A Unimed-Rio tem dificuldades, mas é uma empresa viável. E importante, não só
para o sistema Unimed, mas para a saúde suplementar como um todo.
E o projeto do plano popular?
Essa foi uma demanda trazida pelo ministro da Saúde,
preocupado com o momento econômico e a perda do número de beneficiários da
saúde suplementar. Ele gostaria que o setor oferecesse um produto mais
acessível. Já foi discutido o rol de cobertura, o ministro sabe da
judicialização, dos cuidados que se deve ter. Qualquer diminuição de cobertura
passaria por mudança regulatória. Como cidadãos, gostaríamos de ter um plano
mais econômico, mas mantendo o direito adquirido. O fato é que todo mundo está
se sacudindo, procurando alternativas. Isso propicia às empresas criatividade
para promover produtos com custos melhores.
Como vê o interesse de
empresas estrangeiras de investir no setor?

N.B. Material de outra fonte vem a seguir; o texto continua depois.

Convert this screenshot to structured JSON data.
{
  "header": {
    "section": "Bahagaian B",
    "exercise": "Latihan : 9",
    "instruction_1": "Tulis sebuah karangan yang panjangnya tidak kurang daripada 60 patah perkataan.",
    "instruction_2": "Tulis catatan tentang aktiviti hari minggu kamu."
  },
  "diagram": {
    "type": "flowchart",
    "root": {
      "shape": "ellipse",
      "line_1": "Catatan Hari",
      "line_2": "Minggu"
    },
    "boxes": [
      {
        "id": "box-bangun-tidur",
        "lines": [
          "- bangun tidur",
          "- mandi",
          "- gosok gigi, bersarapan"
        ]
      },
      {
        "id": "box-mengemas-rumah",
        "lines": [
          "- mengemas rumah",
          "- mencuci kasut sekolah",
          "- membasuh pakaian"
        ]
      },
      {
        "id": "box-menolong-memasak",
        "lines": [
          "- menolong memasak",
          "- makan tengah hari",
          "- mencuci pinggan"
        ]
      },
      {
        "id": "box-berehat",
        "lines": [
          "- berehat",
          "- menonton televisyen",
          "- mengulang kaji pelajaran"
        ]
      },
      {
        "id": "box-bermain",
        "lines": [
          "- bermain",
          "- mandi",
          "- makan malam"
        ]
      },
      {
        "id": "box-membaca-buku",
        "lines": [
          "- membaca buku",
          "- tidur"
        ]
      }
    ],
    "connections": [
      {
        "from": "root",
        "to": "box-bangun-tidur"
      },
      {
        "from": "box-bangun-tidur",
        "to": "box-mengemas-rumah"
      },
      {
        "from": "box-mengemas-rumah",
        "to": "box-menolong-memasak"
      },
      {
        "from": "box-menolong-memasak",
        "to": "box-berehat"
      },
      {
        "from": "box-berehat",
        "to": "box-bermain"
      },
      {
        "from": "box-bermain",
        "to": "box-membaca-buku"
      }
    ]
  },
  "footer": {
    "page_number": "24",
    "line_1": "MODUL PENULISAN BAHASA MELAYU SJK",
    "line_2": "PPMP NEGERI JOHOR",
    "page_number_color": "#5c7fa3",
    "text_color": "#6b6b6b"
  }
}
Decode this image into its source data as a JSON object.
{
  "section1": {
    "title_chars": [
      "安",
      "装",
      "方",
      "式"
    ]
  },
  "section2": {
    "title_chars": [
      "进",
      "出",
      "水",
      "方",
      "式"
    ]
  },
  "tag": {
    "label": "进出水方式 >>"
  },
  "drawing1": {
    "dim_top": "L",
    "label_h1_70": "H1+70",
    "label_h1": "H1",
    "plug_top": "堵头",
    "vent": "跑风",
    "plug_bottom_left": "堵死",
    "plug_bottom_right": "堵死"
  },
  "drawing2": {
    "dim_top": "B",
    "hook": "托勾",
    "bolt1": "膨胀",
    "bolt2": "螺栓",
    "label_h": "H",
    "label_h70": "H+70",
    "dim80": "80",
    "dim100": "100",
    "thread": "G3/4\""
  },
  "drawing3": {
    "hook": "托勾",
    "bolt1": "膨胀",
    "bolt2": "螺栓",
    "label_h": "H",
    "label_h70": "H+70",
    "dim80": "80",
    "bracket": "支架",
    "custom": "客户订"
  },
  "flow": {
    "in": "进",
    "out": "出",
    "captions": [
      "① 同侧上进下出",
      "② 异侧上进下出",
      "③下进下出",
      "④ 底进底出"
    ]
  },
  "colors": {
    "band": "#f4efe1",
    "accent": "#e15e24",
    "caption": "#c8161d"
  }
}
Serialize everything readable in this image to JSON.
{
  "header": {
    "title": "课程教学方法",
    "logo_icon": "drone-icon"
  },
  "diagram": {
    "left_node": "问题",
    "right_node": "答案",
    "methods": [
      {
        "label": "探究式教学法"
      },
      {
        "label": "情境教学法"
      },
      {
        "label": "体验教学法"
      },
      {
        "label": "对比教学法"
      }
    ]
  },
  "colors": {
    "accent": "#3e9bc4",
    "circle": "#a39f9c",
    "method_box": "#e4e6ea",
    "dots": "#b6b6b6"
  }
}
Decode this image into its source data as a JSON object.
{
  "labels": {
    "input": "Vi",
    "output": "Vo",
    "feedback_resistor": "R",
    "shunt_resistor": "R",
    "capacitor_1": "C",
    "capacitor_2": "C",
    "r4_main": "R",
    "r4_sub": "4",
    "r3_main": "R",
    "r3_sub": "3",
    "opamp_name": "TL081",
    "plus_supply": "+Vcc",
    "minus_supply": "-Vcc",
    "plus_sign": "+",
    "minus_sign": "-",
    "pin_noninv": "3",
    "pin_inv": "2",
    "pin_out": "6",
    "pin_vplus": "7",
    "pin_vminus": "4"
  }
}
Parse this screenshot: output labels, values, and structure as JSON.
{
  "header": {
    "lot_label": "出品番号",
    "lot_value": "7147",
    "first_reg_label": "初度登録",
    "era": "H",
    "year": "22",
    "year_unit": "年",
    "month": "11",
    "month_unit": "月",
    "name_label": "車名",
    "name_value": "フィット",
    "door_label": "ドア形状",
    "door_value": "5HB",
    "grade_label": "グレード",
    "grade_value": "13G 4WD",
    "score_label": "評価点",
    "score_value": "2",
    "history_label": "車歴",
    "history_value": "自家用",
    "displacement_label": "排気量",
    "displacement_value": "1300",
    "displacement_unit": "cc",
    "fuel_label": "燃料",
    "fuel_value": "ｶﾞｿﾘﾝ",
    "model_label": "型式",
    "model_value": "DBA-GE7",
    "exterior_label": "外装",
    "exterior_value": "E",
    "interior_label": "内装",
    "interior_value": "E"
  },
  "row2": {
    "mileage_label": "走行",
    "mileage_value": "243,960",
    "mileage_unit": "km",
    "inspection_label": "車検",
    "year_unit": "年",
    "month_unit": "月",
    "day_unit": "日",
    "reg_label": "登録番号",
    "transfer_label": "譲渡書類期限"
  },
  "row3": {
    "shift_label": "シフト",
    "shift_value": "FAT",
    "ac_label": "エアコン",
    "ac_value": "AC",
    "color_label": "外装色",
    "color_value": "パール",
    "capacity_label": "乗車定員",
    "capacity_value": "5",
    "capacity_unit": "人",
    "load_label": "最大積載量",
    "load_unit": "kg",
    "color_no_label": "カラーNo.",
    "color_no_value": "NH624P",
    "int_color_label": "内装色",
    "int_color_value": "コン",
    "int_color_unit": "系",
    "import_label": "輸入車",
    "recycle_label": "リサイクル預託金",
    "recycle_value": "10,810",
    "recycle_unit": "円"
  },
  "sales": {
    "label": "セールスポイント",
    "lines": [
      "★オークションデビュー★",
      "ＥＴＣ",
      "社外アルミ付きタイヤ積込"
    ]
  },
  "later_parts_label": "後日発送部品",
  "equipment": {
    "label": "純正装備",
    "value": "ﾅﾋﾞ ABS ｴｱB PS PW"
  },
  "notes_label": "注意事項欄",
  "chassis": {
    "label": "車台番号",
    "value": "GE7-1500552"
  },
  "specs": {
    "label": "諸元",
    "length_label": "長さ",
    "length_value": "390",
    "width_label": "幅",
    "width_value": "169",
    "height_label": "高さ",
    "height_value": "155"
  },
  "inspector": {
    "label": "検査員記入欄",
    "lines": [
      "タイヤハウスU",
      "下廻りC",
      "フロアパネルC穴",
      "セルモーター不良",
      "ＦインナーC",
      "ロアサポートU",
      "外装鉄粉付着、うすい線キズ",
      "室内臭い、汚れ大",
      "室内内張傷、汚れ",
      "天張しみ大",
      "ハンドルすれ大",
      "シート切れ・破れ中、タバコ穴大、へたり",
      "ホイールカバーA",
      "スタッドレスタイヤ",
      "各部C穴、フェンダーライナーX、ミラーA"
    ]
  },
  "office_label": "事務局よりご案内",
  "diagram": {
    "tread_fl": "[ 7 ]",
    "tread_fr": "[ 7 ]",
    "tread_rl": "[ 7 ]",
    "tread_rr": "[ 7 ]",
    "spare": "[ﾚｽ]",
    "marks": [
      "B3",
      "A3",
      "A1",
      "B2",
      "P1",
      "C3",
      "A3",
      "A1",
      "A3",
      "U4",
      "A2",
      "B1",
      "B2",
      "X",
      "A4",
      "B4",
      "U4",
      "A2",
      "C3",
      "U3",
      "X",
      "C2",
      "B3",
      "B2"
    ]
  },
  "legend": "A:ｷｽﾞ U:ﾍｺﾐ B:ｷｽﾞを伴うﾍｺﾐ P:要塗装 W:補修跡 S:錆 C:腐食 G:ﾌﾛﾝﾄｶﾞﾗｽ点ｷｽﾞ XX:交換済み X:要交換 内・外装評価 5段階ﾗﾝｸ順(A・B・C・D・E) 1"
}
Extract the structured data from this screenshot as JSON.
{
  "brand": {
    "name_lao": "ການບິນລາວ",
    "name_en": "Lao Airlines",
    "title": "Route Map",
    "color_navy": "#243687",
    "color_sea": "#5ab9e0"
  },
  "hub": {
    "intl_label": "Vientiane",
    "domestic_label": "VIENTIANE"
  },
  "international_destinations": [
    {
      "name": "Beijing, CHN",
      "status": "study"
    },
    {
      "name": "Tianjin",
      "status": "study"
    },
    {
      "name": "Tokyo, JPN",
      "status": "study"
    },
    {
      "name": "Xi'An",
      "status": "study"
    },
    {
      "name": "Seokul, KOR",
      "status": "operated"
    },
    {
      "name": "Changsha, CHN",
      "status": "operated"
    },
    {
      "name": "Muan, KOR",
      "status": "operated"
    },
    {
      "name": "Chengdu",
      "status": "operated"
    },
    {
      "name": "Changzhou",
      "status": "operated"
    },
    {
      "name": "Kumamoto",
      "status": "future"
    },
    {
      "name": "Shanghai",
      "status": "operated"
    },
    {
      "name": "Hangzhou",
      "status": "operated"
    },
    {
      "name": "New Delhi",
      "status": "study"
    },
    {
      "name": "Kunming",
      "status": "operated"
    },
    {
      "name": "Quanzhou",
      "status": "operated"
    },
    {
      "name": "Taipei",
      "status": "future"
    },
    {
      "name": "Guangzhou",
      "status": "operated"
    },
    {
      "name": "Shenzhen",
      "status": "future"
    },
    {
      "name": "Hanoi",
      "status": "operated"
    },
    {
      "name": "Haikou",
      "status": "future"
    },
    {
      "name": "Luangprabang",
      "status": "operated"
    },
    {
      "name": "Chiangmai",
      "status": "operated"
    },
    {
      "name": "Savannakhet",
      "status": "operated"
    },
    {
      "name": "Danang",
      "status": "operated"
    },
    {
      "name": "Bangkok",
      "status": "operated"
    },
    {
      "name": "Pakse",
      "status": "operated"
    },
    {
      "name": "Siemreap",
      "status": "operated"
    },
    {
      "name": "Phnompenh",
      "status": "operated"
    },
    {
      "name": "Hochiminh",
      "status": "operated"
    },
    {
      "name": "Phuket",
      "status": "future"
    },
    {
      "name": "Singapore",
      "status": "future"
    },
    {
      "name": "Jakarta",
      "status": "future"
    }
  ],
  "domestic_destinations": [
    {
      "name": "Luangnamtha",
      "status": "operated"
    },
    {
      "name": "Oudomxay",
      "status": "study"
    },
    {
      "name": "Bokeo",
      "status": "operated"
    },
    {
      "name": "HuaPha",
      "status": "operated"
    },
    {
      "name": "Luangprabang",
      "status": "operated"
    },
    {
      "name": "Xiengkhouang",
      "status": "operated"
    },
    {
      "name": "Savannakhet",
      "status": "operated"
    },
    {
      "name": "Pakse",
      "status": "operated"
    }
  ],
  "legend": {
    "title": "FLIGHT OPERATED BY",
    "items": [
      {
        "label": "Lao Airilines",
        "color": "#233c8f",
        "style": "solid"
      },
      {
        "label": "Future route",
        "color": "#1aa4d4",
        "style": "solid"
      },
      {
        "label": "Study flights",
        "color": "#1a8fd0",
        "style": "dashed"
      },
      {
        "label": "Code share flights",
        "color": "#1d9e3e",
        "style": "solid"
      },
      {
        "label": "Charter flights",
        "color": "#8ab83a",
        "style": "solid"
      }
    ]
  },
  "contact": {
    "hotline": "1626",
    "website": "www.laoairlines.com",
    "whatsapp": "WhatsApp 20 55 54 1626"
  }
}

Em um mercado no qual há ingresso de capital estrangeiro,
mais recursos tornam-se disponíveis para investimento e desenvolvimento, além
de transferência de tecnologia e experiência de gestão. A vinda de outras
cabeças pode arejar a gestão de algumas empresas.
Como o consumidor pode ajudar
na melhoria do sistema?
A razão da nossa existência é o paciente. A definição
dele pelo Código de Defesa do Consumidor é o consumidor. Da mesma forma que ele
tem de ser empoderado, é a informação que ele nos encaminha que empodera a ANS.
E temos obrigação de garantir a ele o que contratou.